Un premier assouplissement
Face aux critiques croissantes, la FIF a adopté une position plus souple ces derniers jours. Sans publication officielle pour l'heure, les clubs ont été autorisés à filmer leurs matchs, mais uniquement pour des besoins techniques ou d’archivage. Sport-Ivoire rapporte par exemple que lors de la 11ᵉ journée de la Ligue 1 Lonaci, les staffs médias de SOL FC et de l’ASEC Mimosas ont pu capter des images de leur match au Stade Municipal de Bingerville. Une première avancée en vue d'un apaisement.
Cependant, l’interdiction de diffuser ces images, que ce soit en direct ou en différé, sur les plateformes de communication des clubs reste en vigueur. La FIF rappellant que les droits de diffusion appartiennent exclusivement à Canal+, une clause essentielle du partenariat signé avec l’opérateur.
Crise de confiance entre clubs et Fédération
Si cet assouplissement répond en partie aux besoins des clubs, il ne met pas fin aux tensions. Plusieurs présidents de clubs réclament désormais des éclaircissements sur les termes du contrat avec la chaîne cryptée. « Nous comprenons l’importance d’un partenariat pour développer le championnat, mais il faudrait que la FIF nous implique davantage. Nous avons besoin de savoir comment ce contrat sert aussi les intérêts des clubs », a confié sous couvert d’anonymat un dirigeant d’un club de Ligue 1.

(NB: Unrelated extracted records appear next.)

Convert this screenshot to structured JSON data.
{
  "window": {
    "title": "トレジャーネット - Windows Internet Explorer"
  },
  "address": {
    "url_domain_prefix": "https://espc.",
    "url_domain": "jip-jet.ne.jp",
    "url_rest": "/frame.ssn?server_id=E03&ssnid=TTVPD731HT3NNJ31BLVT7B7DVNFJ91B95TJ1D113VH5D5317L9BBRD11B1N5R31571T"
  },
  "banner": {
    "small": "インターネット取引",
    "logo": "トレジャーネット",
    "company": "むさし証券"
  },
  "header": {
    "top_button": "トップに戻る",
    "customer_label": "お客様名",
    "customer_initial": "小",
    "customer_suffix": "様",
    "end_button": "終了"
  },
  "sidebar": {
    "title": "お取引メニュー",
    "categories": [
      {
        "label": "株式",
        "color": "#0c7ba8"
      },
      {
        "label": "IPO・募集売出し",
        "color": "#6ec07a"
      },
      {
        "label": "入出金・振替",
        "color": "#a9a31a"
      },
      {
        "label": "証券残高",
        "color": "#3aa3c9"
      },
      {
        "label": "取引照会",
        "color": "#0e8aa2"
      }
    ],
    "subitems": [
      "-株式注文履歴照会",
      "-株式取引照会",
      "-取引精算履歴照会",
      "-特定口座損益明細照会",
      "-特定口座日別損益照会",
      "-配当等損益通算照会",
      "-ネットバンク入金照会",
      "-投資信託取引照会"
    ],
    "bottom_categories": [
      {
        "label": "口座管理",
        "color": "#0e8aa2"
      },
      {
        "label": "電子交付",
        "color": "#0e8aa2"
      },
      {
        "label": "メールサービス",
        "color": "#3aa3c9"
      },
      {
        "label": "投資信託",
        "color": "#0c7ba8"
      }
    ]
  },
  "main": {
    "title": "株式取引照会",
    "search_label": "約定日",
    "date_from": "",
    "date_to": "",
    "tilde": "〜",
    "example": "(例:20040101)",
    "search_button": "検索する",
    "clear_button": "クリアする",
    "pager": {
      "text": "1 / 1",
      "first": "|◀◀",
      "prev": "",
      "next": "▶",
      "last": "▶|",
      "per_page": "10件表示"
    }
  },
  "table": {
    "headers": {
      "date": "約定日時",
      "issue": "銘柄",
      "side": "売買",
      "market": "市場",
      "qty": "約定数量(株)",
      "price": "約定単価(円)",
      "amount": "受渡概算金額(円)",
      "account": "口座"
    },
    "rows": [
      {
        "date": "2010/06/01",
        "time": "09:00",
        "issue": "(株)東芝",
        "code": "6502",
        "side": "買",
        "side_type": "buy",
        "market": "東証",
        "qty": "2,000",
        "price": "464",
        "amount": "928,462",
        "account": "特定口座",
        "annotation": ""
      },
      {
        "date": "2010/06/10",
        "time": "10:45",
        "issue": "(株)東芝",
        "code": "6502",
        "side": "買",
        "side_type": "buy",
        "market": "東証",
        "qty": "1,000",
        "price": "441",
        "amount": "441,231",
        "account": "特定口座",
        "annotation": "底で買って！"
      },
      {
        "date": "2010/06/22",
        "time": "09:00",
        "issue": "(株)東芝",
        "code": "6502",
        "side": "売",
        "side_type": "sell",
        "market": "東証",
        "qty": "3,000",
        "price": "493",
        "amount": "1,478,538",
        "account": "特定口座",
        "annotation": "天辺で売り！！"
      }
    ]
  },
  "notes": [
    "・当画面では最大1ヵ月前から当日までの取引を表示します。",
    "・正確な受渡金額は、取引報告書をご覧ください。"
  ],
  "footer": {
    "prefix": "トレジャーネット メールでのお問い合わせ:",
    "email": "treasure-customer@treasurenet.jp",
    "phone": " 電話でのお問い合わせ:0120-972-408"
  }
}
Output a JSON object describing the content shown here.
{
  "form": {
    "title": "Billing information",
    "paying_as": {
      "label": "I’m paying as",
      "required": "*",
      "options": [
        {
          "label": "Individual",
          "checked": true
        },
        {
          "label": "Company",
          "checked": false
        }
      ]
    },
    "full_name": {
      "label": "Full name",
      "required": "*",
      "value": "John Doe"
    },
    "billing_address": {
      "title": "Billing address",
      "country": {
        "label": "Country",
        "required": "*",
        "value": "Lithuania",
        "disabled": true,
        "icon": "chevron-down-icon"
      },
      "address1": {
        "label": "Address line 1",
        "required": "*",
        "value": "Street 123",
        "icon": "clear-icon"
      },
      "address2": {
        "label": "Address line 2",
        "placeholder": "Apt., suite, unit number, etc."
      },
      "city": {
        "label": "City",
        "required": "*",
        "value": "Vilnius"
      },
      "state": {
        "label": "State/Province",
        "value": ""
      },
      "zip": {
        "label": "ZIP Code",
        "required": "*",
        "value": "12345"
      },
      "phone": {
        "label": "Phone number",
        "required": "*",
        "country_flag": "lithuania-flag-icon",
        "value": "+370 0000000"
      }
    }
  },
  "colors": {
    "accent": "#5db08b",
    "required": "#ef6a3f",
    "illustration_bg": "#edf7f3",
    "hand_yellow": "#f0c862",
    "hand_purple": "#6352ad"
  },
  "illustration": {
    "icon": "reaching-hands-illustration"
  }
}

Pour beaucoup de clubs, le monopole de Canal+ sur les images des matchs soulève également des questions sur la visibilité des équipes. En privant les clubs de la possibilité de partager des extraits ou des moments forts sur leurs réseaux sociaux, la FIF limite leur capacité à attirer sponsors et supporters, dans un contexte où la communication numérique est devenue cruciale.
Enjeux financiers et stratégiques
Ce bras de fer met en lumière les défis financiers des clubs ivoiriens, qui peinent déjà à équilibrer leurs comptes. Si le partenariat avec Canal+ devrait théoriquement injecter des revenus dans le championnat, les clubs dénoncent un manque de transparence sur la redistribution des bénéfices puisqu'ils n'ont aucune connaissance de la nature et des détails du contrat signé.
Une situation qui illustre également un problème plus large : la difficulté des fédérations africaines à trouver un équilibre entre la recherche de revenus à travers des partenariats lucratifs et le développement durable des clubs locaux.
Alors que la situation reste tendue, des observateurs espèrent que la FIF et les clubs de Ligue 1 Lonaci trouveront une solution satisfaisante pour toutes les parties. La professionnalisation du football ivoirien passe nécessairement par des partenariats solides, mais aussi par une collaboration étroite entre la Fédération et les clubs.
En attendant, sur le terrain comme en dehors, le championnat de Ligue 1 continue de captiver les passions. Mais pour que cette ferveur soit pleinement exploitée, il faudra apaiser les tensions et clarifier les enjeux autour des droits de diffusion.